Quem acha estranho retirar as luvas em uma temperatura destas não conhece Sir Fiennes. O velhinho já havia feito a mesma coisa em situações bem mais complicadas – como em uma expedição ao Everest, na qual deixou os dedos à mostra em uma temperatura de -50 graus. Segundo ele, nenhuma conseqüência grave havia ocorrido desde então.

Porém, nos últimos dias, na Antártida, a situação foi diferente. Conta Ranulph: “Eu não fiquei nem mesmo vinte minutos [sem as luvas], então percebi que uma mão, e não as duas, estava completamente branca, e neste ponto é tarde demais para se fazer qualquer coisa. (…) Alguma coisa na circulação daquela mão começou a dar errado no passado bem recente.”

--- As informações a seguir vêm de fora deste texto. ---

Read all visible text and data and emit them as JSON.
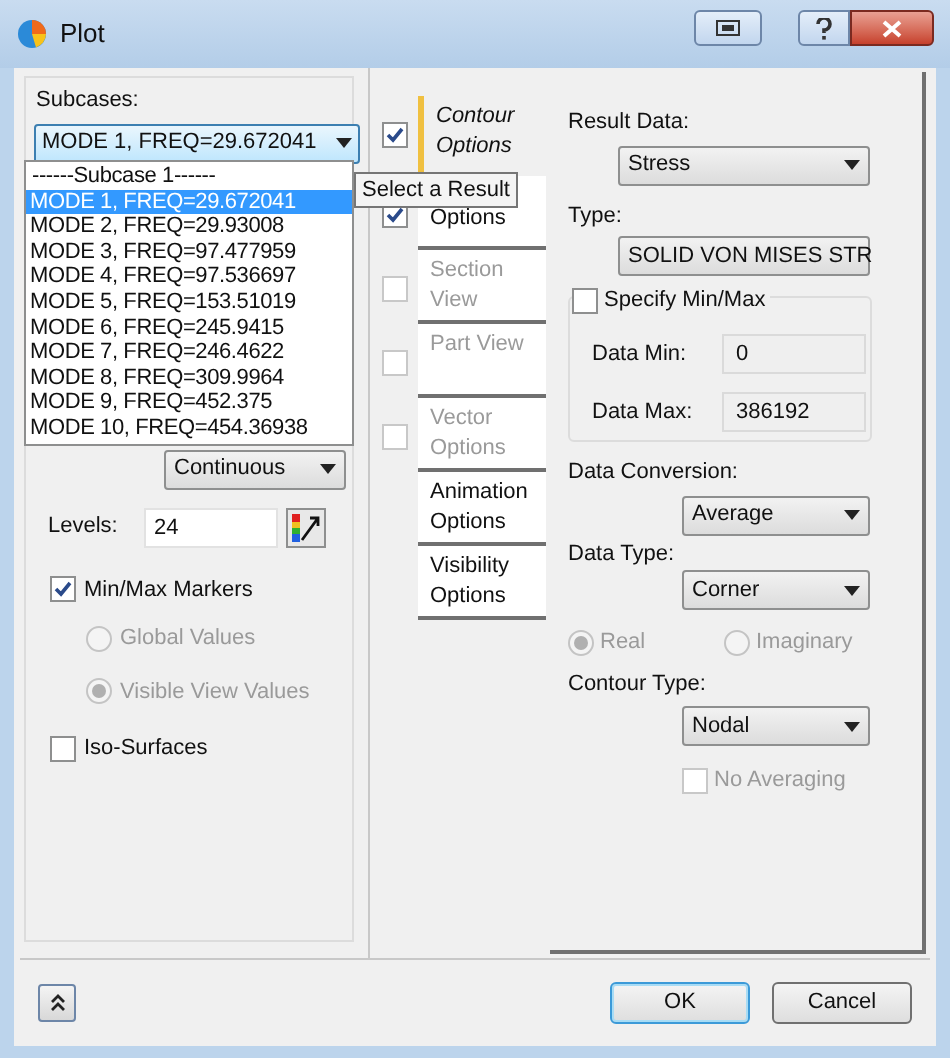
{
  "window": {
    "title": "Plot"
  },
  "subcases": {
    "label": "Subcases:",
    "value": "MODE 1, FREQ=29.672041",
    "expanded": true,
    "options": [
      {
        "text": "------Subcase 1------",
        "selected": false,
        "kind": "header"
      },
      {
        "text": "MODE 1, FREQ=29.672041",
        "selected": true,
        "kind": "item"
      },
      {
        "text": "MODE 2, FREQ=29.93008",
        "selected": false,
        "kind": "item"
      },
      {
        "text": "MODE 3, FREQ=97.477959",
        "selected": false,
        "kind": "item"
      },
      {
        "text": "MODE 4, FREQ=97.536697",
        "selected": false,
        "kind": "item"
      },
      {
        "text": "MODE 5, FREQ=153.51019",
        "selected": false,
        "kind": "item"
      },
      {
        "text": "MODE 6, FREQ=245.9415",
        "selected": false,
        "kind": "item"
      },
      {
        "text": "MODE 7, FREQ=246.4622",
        "selected": false,
        "kind": "item"
      },
      {
        "text": "MODE 8, FREQ=309.9964",
        "selected": false,
        "kind": "item"
      },
      {
        "text": "MODE 9, FREQ=452.375",
        "selected": false,
        "kind": "item"
      },
      {
        "text": "MODE 10, FREQ=454.36938",
        "selected": false,
        "kind": "item"
      }
    ]
  },
  "scale": {
    "value": "Continuous"
  },
  "levels": {
    "label": "Levels:",
    "value": "24"
  },
  "min_max_markers": {
    "label": "Min/Max Markers",
    "checked": true,
    "options": [
      {
        "label": "Global Values",
        "selected": false,
        "disabled": true
      },
      {
        "label": "Visible View Values",
        "selected": true,
        "disabled": true
      }
    ]
  },
  "iso_surfaces": {
    "label": "Iso-Surfaces",
    "checked": false
  },
  "tooltip": {
    "text": "Select a Result"
  },
  "tabs": [
    {
      "label": "Contour Options",
      "kind": "check",
      "checked": true,
      "selected": true,
      "disabled": false
    },
    {
      "label": "Options",
      "kind": "check",
      "checked": true,
      "selected": false,
      "disabled": false
    },
    {
      "label": "Section View",
      "kind": "check",
      "checked": false,
      "selected": false,
      "disabled": true
    },
    {
      "label": "Part View",
      "kind": "check",
      "checked": false,
      "selected": false,
      "disabled": true
    },
    {
      "label": "Vector Options",
      "kind": "check",
      "checked": false,
      "selected": false,
      "disabled": true
    },
    {
      "label": "Animation Options",
      "kind": "plain",
      "selected": false,
      "disabled": false
    },
    {
      "label": "Visibility Options",
      "kind": "plain",
      "selected": false,
      "disabled": false
    }
  ],
  "result_data": {
    "label": "Result Data:",
    "value": "Stress"
  },
  "type": {
    "label": "Type:",
    "value": "SOLID VON MISES STR"
  },
  "specify_min_max": {
    "label": "Specify Min/Max",
    "checked": false,
    "min_label": "Data Min:",
    "min": "0",
    "max_label": "Data Max:",
    "max": "386192"
  },
  "data_conversion": {
    "label": "Data Conversion:",
    "value": "Average"
  },
  "data_type": {
    "label": "Data Type:",
    "value": "Corner"
  },
  "value_part": [
    {
      "label": "Real",
      "selected": true,
      "disabled": true
    },
    {
      "label": "Imaginary",
      "selected": false,
      "disabled": true
    }
  ],
  "contour_type": {
    "label": "Contour Type:",
    "value": "Nodal"
  },
  "no_averaging": {
    "label": "No Averaging",
    "checked": false,
    "disabled": true
  },
  "buttons": [
    {
      "label": "OK",
      "kind": "default"
    },
    {
      "label": "Cancel",
      "kind": "normal"
    }
  ]
}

Retirar as luvas em uma temperatura tão baixa causou o congelamento dos dedos de Sir Ranulph – uma situação médica severa que geralmente resulta em amputação. O aventureiro visitou recentemente um cirurgião vascular para tentar entender o porquê deste fato inédito em sua vida ter acontecido.

De acordo com o médico, exames de sangue recentes indicaram que Ranulph estava pré-diabético – e é bem possível que os problemas de circulação decorrentes do diabetes tipo 2 tenham prejudicado o fluxo de sangue normal de suas mãos, favorecendo o congelamento. O britânico fará novos testes de saúde assim que chegar em casa, a fim de provar a teoria.

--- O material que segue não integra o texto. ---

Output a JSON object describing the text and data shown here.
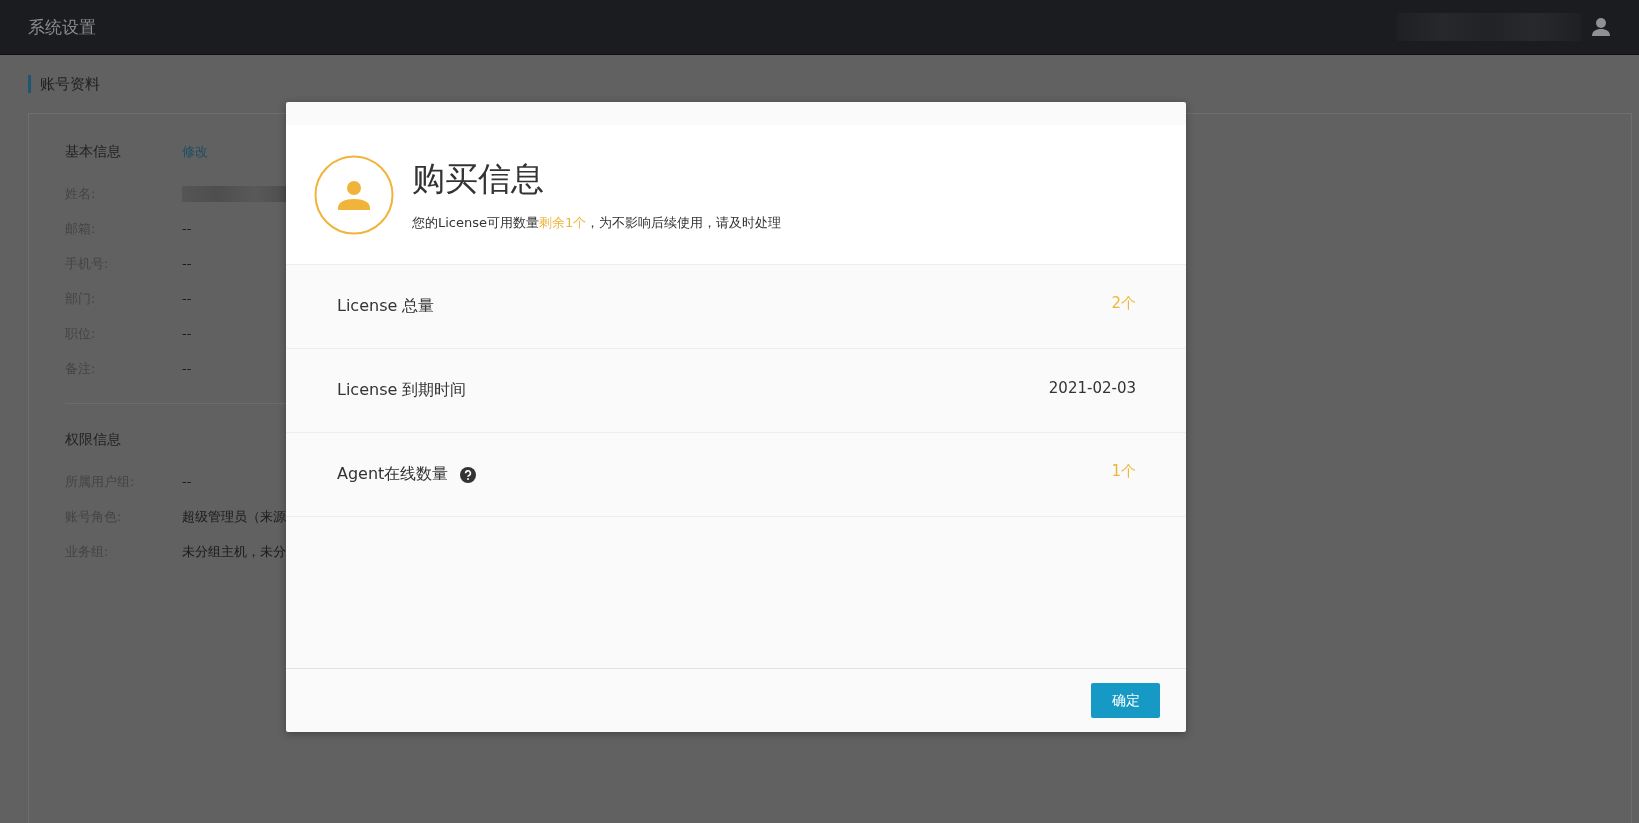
{
  "header": {
    "title": "系统设置"
  },
  "page": {
    "title": "账号资料"
  },
  "basic_info": {
    "heading": "基本信息",
    "edit_link": "修改",
    "fields": [
      {
        "label": "姓名:",
        "kind": "redacted"
      },
      {
        "label": "邮箱:",
        "kind": "text",
        "value": "--"
      },
      {
        "label": "手机号:",
        "kind": "text",
        "value": "--"
      },
      {
        "label": "部门:",
        "kind": "text",
        "value": "--"
      },
      {
        "label": "职位:",
        "kind": "text",
        "value": "--"
      },
      {
        "label": "备注:",
        "kind": "text",
        "value": "--"
      }
    ]
  },
  "permissions": {
    "heading": "权限信息",
    "fields": [
      {
        "label": "所属用户组:",
        "kind": "text",
        "value": "--"
      },
      {
        "label": "账号角色:",
        "kind": "text",
        "value": "超级管理员（来源"
      },
      {
        "label": "业务组:",
        "kind": "text",
        "value": "未分组主机，未分"
      }
    ]
  },
  "dialog": {
    "title": "购买信息",
    "notice": {
      "before": "您的License可用数量",
      "highlight": "剩余1个",
      "after": "，为不影响后续使用，请及时处理"
    },
    "rows": [
      {
        "label": "License 总量",
        "value": "2个",
        "highlight": true,
        "help": false
      },
      {
        "label": "License 到期时间",
        "value": "2021-02-03",
        "highlight": false,
        "help": false
      },
      {
        "label": "Agent在线数量",
        "value": "1个",
        "highlight": true,
        "help": true
      }
    ],
    "confirm_button": "确定"
  }
}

+ Saiba mais!: “Quais são os efeitos do diabetes no corpo humano?

“Eu comecei a trabalhar nesta expedição há cinco anos. Eu estive trabalhando em tempo integral e sem receber por cinco anos. [A situação] é frustrante, mas incontornável. Eu farei o melhor possível neste caso colocando minhas energias inteiramente no time da expedição.”, afirmou o abatido explorador.

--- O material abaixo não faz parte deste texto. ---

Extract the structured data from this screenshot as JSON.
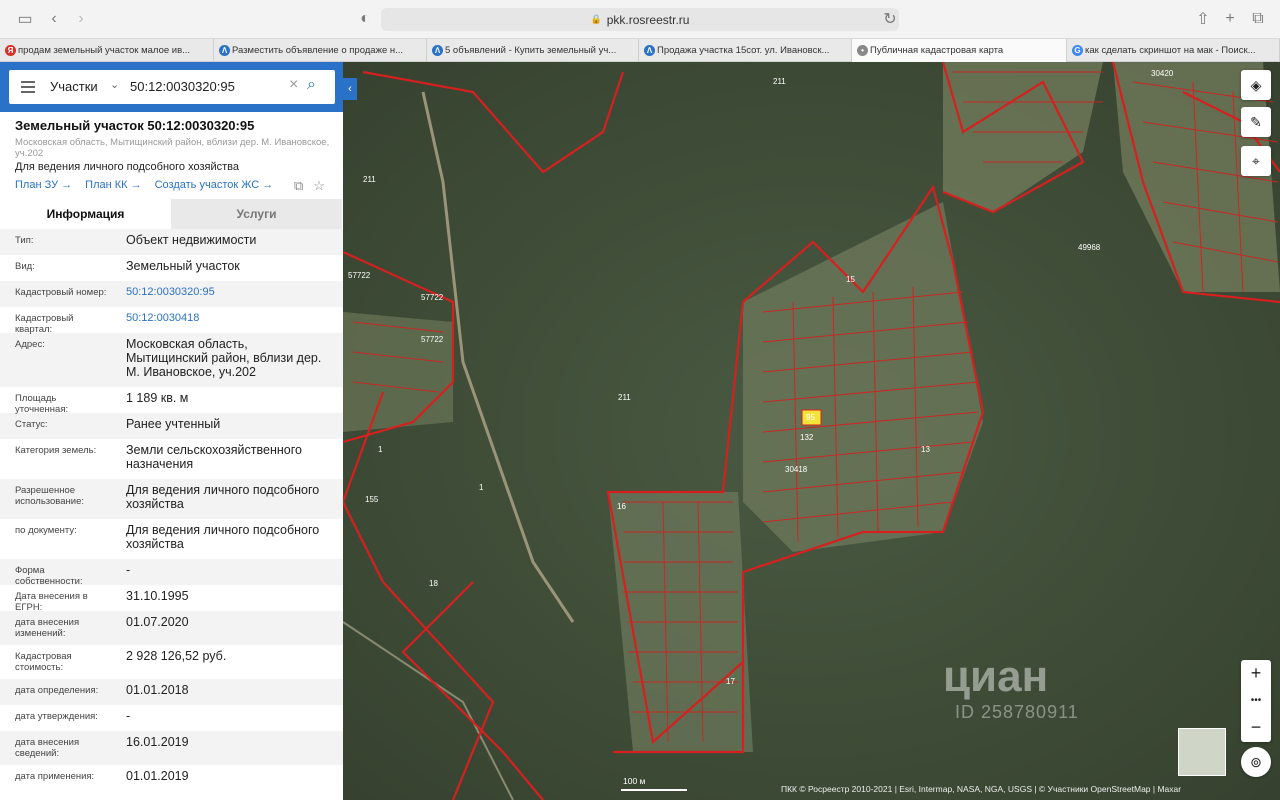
{
  "browser": {
    "url": "pkk.rosreestr.ru",
    "tabs": [
      {
        "label": "продам земельный участок малое ив...",
        "fav": "Я",
        "fav_color": "#d93025",
        "w": 214
      },
      {
        "label": "Разместить объявление о продаже н...",
        "fav": "Λ",
        "fav_color": "#2a72c7",
        "w": 213
      },
      {
        "label": "5 объявлений - Купить земельный уч...",
        "fav": "Λ",
        "fav_color": "#2a72c7",
        "w": 212
      },
      {
        "label": "Продажа участка 15сот. ул. Ивановск...",
        "fav": "Λ",
        "fav_color": "#2a72c7",
        "w": 213
      },
      {
        "label": "Публичная кадастровая карта",
        "fav": "•",
        "fav_color": "#888888",
        "w": 215
      },
      {
        "label": "как сделать скриншот на мак - Поиск...",
        "fav": "G",
        "fav_color": "#4285f4",
        "w": 213
      }
    ]
  },
  "search": {
    "type": "Участки",
    "value": "50:12:0030320:95"
  },
  "object": {
    "title": "Земельный участок 50:12:0030320:95",
    "address": "Московская область, Мытищинский район, вблизи дер. М. Ивановское, уч.202",
    "use": "Для ведения личного подсобного хозяйства",
    "links": [
      "План ЗУ",
      "План КК",
      "Создать участок ЖС"
    ]
  },
  "panel_tabs": {
    "info": "Информация",
    "services": "Услуги"
  },
  "info_rows": [
    {
      "label": "Тип:",
      "value": "Объект недвижимости"
    },
    {
      "label": "Вид:",
      "value": "Земельный участок"
    },
    {
      "label": "Кадастровый номер:",
      "value": "50:12:0030320:95",
      "link": true
    },
    {
      "label": "Кадастровый квартал:",
      "value": "50:12:0030418",
      "link": true
    },
    {
      "label": "Адрес:",
      "value": "Московская область, Мытищинский район, вблизи дер. М. Ивановское, уч.202"
    },
    {
      "label": "Площадь уточненная:",
      "value": "1 189 кв. м"
    },
    {
      "label": "Статус:",
      "value": "Ранее учтенный"
    },
    {
      "label": "Категория земель:",
      "value": "Земли сельскохозяйственного назначения"
    },
    {
      "label": "Разрешенное использование:",
      "value": "Для ведения личного подсобного хозяйства"
    },
    {
      "label": "по документу:",
      "value": "Для ведения личного подсобного хозяйства"
    },
    {
      "label": "Форма собственности:",
      "value": "-"
    },
    {
      "label": "Дата внесения в ЕГРН:",
      "value": "31.10.1995"
    },
    {
      "label": "дата внесения изменений:",
      "value": "01.07.2020"
    },
    {
      "label": "Кадастровая стоимость:",
      "value": "2 928 126,52 руб."
    },
    {
      "label": "дата определения:",
      "value": "01.01.2018"
    },
    {
      "label": "дата утверждения:",
      "value": "-"
    },
    {
      "label": "дата внесения сведений:",
      "value": "16.01.2019"
    },
    {
      "label": "дата применения:",
      "value": "01.01.2019"
    }
  ],
  "map": {
    "scale": "100 м",
    "attribution": "ПКК © Росреестр 2010-2021 | Esri, Intermap, NASA, NGA, USGS | © Участники OpenStreetMap | Maxar",
    "watermark": "циан",
    "watermark_id": "ID 258780911",
    "labels": [
      "211",
      "211",
      "211",
      "57722",
      "57722",
      "57722",
      "49968",
      "30420",
      "30418",
      "1",
      "1",
      "155",
      "18",
      "16",
      "95",
      "15",
      "17",
      "132",
      "13"
    ],
    "highlight_color": "#f2e33a",
    "border_color": "#d6201f"
  },
  "colors": {
    "accent": "#2a72c7"
  }
}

Atravessar o Polo Sul é uma tarefa difícil até mesmo para quem está acostumado com a aventura!

Atravessar o Polo Sul é uma tarefa difícil até mesmo para quem está acostumado com a aventura!

O excesso de açúcar no sangue, característica do diabetes, pode causar problemas de circulação ao diminuir o diâmetro dos vasos sangüíneos, impedindo uma passagem eficaz do sangue. Placas de complexos baseados em açúcar podem, também, se formar nos vasos, diminuindo ainda mais o fluxo. Além disso, o diabetes aumenta os riscos de infecção nos vasos, o que também piora a circulação.

Por tudo isto, nunca é demais lembrar: manter a glicemia em níveis adequados é fundamental! Ter sob controle a quantidade do açúcar no sangue é uma ajuda e tanto para a saúde e previne as conseqüências desagradáveis do diabetes. E também evita congelamento de dedos – vai que você decida fazer uma exploração pelo Polo Sul durante o inverno, não é mesmo?!